Bither is a multi-layer platform created by a team of blockchain enthusiasts from Georgia. The main purpose of Bither is to resolve the problems associated with the Proof-of-Stake algorithm, in particular, the enormous amount of power that is being wasted while running this algorithm for mining, as well as the issue of mining centralization and the unprofitability of mining during market disruptions.
The majority of blockchain platforms that run on the PoW algorithm are steadily increasing the computation difficulty in order to improve the network resilience towards different cyber threats. However, the ever-growing difficulty comes along with the increasing wastage of power which rings the alarm bells among the environmentalists and the practical-minded users in general.
Bither offers a three-layered ecosystem that operates on the unique version of the PoW consensus algorithm capable of differentiating the hashing power through the exploitation of trusted masternodes that will be generated in abundance and put into use by the virtue of a hybrid method. The entirety of masternodes constitutes the first layer of the Bither network.

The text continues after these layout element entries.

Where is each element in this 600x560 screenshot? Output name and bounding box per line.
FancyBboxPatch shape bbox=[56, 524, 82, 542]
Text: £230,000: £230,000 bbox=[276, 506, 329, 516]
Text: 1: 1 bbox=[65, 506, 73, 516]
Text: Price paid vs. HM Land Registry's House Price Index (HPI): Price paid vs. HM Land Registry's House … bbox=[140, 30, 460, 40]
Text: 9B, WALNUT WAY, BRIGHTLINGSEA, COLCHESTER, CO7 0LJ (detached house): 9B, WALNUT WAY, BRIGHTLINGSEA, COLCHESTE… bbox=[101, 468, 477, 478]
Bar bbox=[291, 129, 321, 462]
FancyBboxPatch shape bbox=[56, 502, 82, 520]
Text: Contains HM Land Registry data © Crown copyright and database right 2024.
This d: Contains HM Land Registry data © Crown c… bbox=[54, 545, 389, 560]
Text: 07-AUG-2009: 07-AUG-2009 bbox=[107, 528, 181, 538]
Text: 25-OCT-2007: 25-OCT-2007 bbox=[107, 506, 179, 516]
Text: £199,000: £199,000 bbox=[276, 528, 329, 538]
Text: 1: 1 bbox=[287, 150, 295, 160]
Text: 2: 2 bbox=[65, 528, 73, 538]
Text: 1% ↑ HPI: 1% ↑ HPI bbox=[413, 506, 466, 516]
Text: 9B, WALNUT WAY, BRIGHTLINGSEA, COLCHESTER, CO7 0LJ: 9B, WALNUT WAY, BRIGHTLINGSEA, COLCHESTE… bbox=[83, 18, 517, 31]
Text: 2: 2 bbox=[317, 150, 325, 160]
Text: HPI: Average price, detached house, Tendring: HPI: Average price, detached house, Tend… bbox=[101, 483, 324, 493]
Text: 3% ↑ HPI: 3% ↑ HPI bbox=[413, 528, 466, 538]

The creation of a new trusted masternode is possible at the presence of a certain amount of platform’s native token called Bither coins (BTR) in user’s wallet, which is a point of similarity with a Proof-of-Stake algorithm, and upon the approval of the network members and the Bither team. The operating properties of these nodes, as well as the processed information, is subject to automated revisions aimed at maintaining the efficiency of the network. All masternodes are run by the specially developed software that calculates the network’s overall hashrate and then splits it into four parts.
The first part of the hashrate is used for mining Bither coins, as well as the host of other cryptocurrencies listed on the platform, verifying and recording transactions on blockchain, and other operations inherent to the standard PoW platform. Speaking of mining, Bither implements the multi-mining feature that is premised upon the mitigated PoW algorithm that confers the possibility of simultaneous mining of several coins. All these mining solutions make for the second layer of the network.
Another portion of the hashrate is to be utilized for executing and recording transactions on the other two layers.
The third part can be used for nurturing the projects that use Bither as the foundation but which lack their own computation capacities to properly conduct their operations.
The final share of hashrate goes to the third layer of the network designed specifically to provide miners with an opportunity to lease the excessive power to other non-mining projects by the virtue of the Bither Stock, a part of the network established by the Bither shareholders. This layer will use a separate token named Rental Processor.
The implementation of the three-layered approach enables Bither to create a virtually endless number of sidechains, thus facilitating further decentralization of the network and the swiftness of operations with any token featured on the network, even if it is not the Bither token. The significant portion of the leased power will be used by different scientific and research projects that will have partnered with Bither.
Bither launches the crowdsale of their tokens on April 20 with the end date being set on June 28. The total of 30 million BTR tokens will be offered for sale to the public. The price of one token is 0.01 ETH with the minimum purchase limit established at 0.1 ETH. The project offers a working prototype of its platform and also lets crypto enthusiasts obtain some free BTR through the airdrop and bounty programs. Citizens of the United States, Canada, Syria, and several other countries will not be admitted to this ICO.
|Start||April 20, 2019|
|End||June 28, 2019|
|Soft cap||$60 000|
|Hard cap||$300 000|
|Minimum investment||0.1 ETH|
|Tokens for sale||30000000|
The project has an interesting idea, in general, and the team is quite good as well. However, it was noticed by many that the team has the wrong approach when it comes to fundraising, particularly in the business development department. Soft and hard caps are too far apart, for example. Many might see it as too strange, and it could potentially compromise the project.
Other than that, the project received quite good ratings, it has a good white paper, social media presence, a working product, and more. It does lack partners and collaborators, however, and there might be a few legal loopholes to look out for, but overall, it is worthy of consideration.